How do I feel about turning 30? I've always loved birthdays, and this one's no different. In fact, I had my big weird freak-out at 29 when I decided to run a marathon. Since I got that out of the way, I really loved turning 30.
A few pieces to the puzzle of my life have come together in a way that leads me to be more optimistic about this decade:
I know there will continue to be setbacks, but I received two big opportunities just before my birthday. I was accepted to a writing workshop in Hindman, Kentucky for Appalachian writers. And I was invited to write a column on Hothouse Magazine, the first piece of which posted today. A writer's life is filled with waiting and rejection, both of which I've learned to deal with. Just makes good news like this so much sweeter.
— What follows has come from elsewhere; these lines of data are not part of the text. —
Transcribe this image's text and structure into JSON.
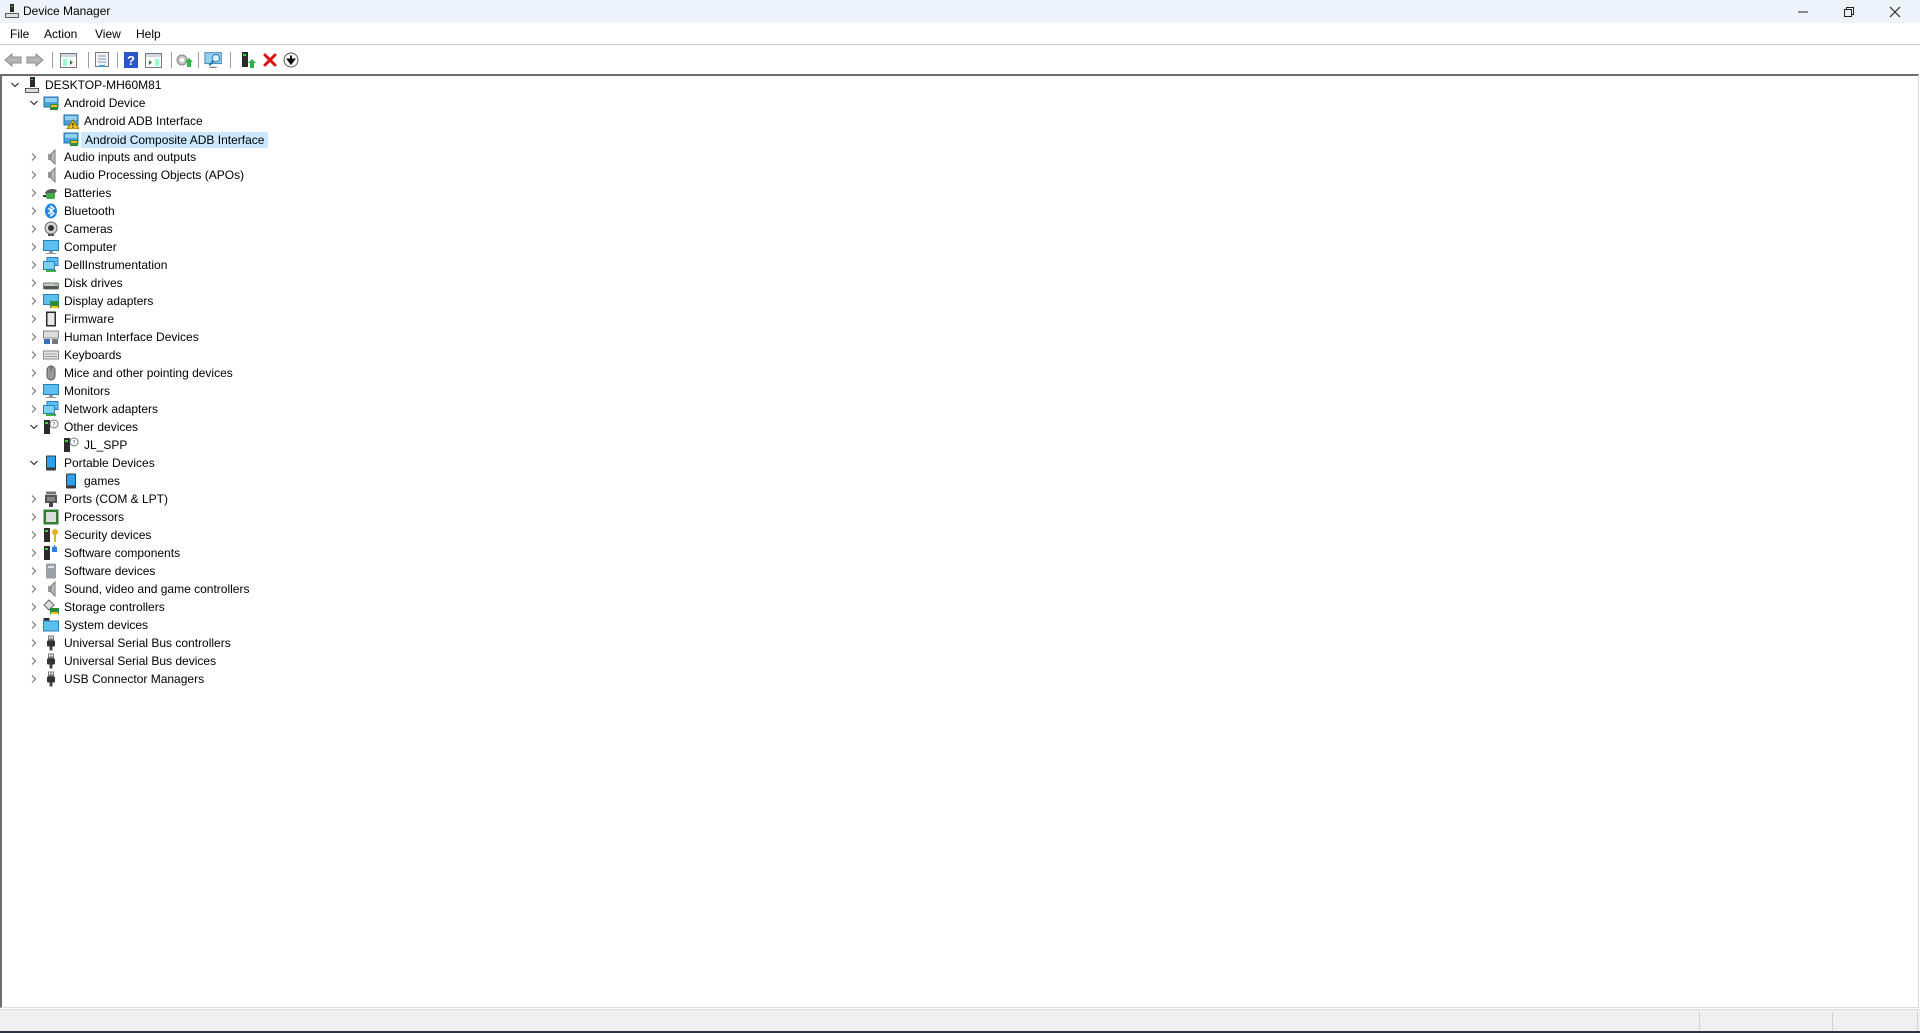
{
  "window": {
    "title": "Device Manager",
    "controls": [
      "minimize",
      "restore",
      "close"
    ]
  },
  "menu": {
    "items": [
      "File",
      "Action",
      "View",
      "Help"
    ]
  },
  "toolbar": {
    "buttons": [
      {
        "name": "back",
        "icon": "back-arrow-icon"
      },
      {
        "name": "forward",
        "icon": "forward-arrow-icon"
      },
      {
        "name": "show-hide-console-tree",
        "icon": "console-tree-icon"
      },
      {
        "name": "properties",
        "icon": "properties-icon"
      },
      {
        "name": "help",
        "icon": "help-icon"
      },
      {
        "name": "show-action-pane",
        "icon": "action-pane-icon"
      },
      {
        "name": "update-driver",
        "icon": "update-driver-icon"
      },
      {
        "name": "scan-hardware-changes",
        "icon": "scan-monitor-icon"
      },
      {
        "name": "add-legacy-hardware",
        "icon": "add-device-icon"
      },
      {
        "name": "uninstall-device",
        "icon": "uninstall-x-icon"
      },
      {
        "name": "disable-device",
        "icon": "disable-down-icon"
      }
    ]
  },
  "tree": {
    "root": "DESKTOP-MH60M81",
    "items": [
      {
        "label": "DESKTOP-MH60M81",
        "level": 0,
        "state": "expanded",
        "icon": "computer-tower-icon"
      },
      {
        "label": "Android Device",
        "level": 1,
        "state": "expanded",
        "icon": "android-device-icon"
      },
      {
        "label": "Android ADB Interface",
        "level": 2,
        "state": "leaf",
        "icon": "android-device-warning-icon"
      },
      {
        "label": "Android Composite ADB Interface",
        "level": 2,
        "state": "leaf",
        "icon": "android-device-icon",
        "selected": true
      },
      {
        "label": "Audio inputs and outputs",
        "level": 1,
        "state": "collapsed",
        "icon": "speaker-icon"
      },
      {
        "label": "Audio Processing Objects (APOs)",
        "level": 1,
        "state": "collapsed",
        "icon": "speaker-icon"
      },
      {
        "label": "Batteries",
        "level": 1,
        "state": "collapsed",
        "icon": "battery-icon"
      },
      {
        "label": "Bluetooth",
        "level": 1,
        "state": "collapsed",
        "icon": "bluetooth-icon"
      },
      {
        "label": "Cameras",
        "level": 1,
        "state": "collapsed",
        "icon": "camera-icon"
      },
      {
        "label": "Computer",
        "level": 1,
        "state": "collapsed",
        "icon": "monitor-icon"
      },
      {
        "label": "DellInstrumentation",
        "level": 1,
        "state": "collapsed",
        "icon": "network-icon"
      },
      {
        "label": "Disk drives",
        "level": 1,
        "state": "collapsed",
        "icon": "disk-drive-icon"
      },
      {
        "label": "Display adapters",
        "level": 1,
        "state": "collapsed",
        "icon": "display-adapter-icon"
      },
      {
        "label": "Firmware",
        "level": 1,
        "state": "collapsed",
        "icon": "chip-icon"
      },
      {
        "label": "Human Interface Devices",
        "level": 1,
        "state": "collapsed",
        "icon": "hid-icon"
      },
      {
        "label": "Keyboards",
        "level": 1,
        "state": "collapsed",
        "icon": "keyboard-icon"
      },
      {
        "label": "Mice and other pointing devices",
        "level": 1,
        "state": "collapsed",
        "icon": "mouse-icon"
      },
      {
        "label": "Monitors",
        "level": 1,
        "state": "collapsed",
        "icon": "monitor-icon"
      },
      {
        "label": "Network adapters",
        "level": 1,
        "state": "collapsed",
        "icon": "network-icon"
      },
      {
        "label": "Other devices",
        "level": 1,
        "state": "expanded",
        "icon": "unknown-device-icon"
      },
      {
        "label": "JL_SPP",
        "level": 2,
        "state": "leaf",
        "icon": "unknown-device-icon"
      },
      {
        "label": "Portable Devices",
        "level": 1,
        "state": "expanded",
        "icon": "portable-device-icon"
      },
      {
        "label": "games",
        "level": 2,
        "state": "leaf",
        "icon": "portable-device-icon"
      },
      {
        "label": "Ports (COM & LPT)",
        "level": 1,
        "state": "collapsed",
        "icon": "port-icon"
      },
      {
        "label": "Processors",
        "level": 1,
        "state": "collapsed",
        "icon": "processor-icon"
      },
      {
        "label": "Security devices",
        "level": 1,
        "state": "collapsed",
        "icon": "security-key-icon"
      },
      {
        "label": "Software components",
        "level": 1,
        "state": "collapsed",
        "icon": "software-component-icon"
      },
      {
        "label": "Software devices",
        "level": 1,
        "state": "collapsed",
        "icon": "software-device-icon"
      },
      {
        "label": "Sound, video and game controllers",
        "level": 1,
        "state": "collapsed",
        "icon": "speaker-icon"
      },
      {
        "label": "Storage controllers",
        "level": 1,
        "state": "collapsed",
        "icon": "storage-controller-icon"
      },
      {
        "label": "System devices",
        "level": 1,
        "state": "collapsed",
        "icon": "system-folder-icon"
      },
      {
        "label": "Universal Serial Bus controllers",
        "level": 1,
        "state": "collapsed",
        "icon": "usb-plug-icon"
      },
      {
        "label": "Universal Serial Bus devices",
        "level": 1,
        "state": "collapsed",
        "icon": "usb-plug-icon"
      },
      {
        "label": "USB Connector Managers",
        "level": 1,
        "state": "collapsed",
        "icon": "usb-plug-icon"
      }
    ]
  },
  "colors": {
    "selection": "#cce8ff",
    "titlebar": "#eef3fa",
    "statusbar": "#f0f0f0"
  },
  "statusbar": {
    "panes": [
      "",
      "",
      ""
    ]
  }
}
Also, I feel as though I'm growing into my voice as a writer. It may be naive to think so, but I'm going with it anyway. My twenties were filled with untested confidence, then misgivings, then questioning/discarding everything, and now rebuilding and healing. Partly because of all that, and partly because I went through a magical, supportive, and challenging MFA program at Lesley University, my writing has changed drastically, as have my sensibilities and sensitivities. I spent my 20s becoming comfortable in my own skin, and I think I'm a better writer for it.
Still there's a long way to go, I hope.
Look how cute Robert Frost is...
...If I can keep reaching for that truer voice inside me, keep growing, keep hustling for new opportunities, maybe if I make it to 85, I'll have half the spark this guy did.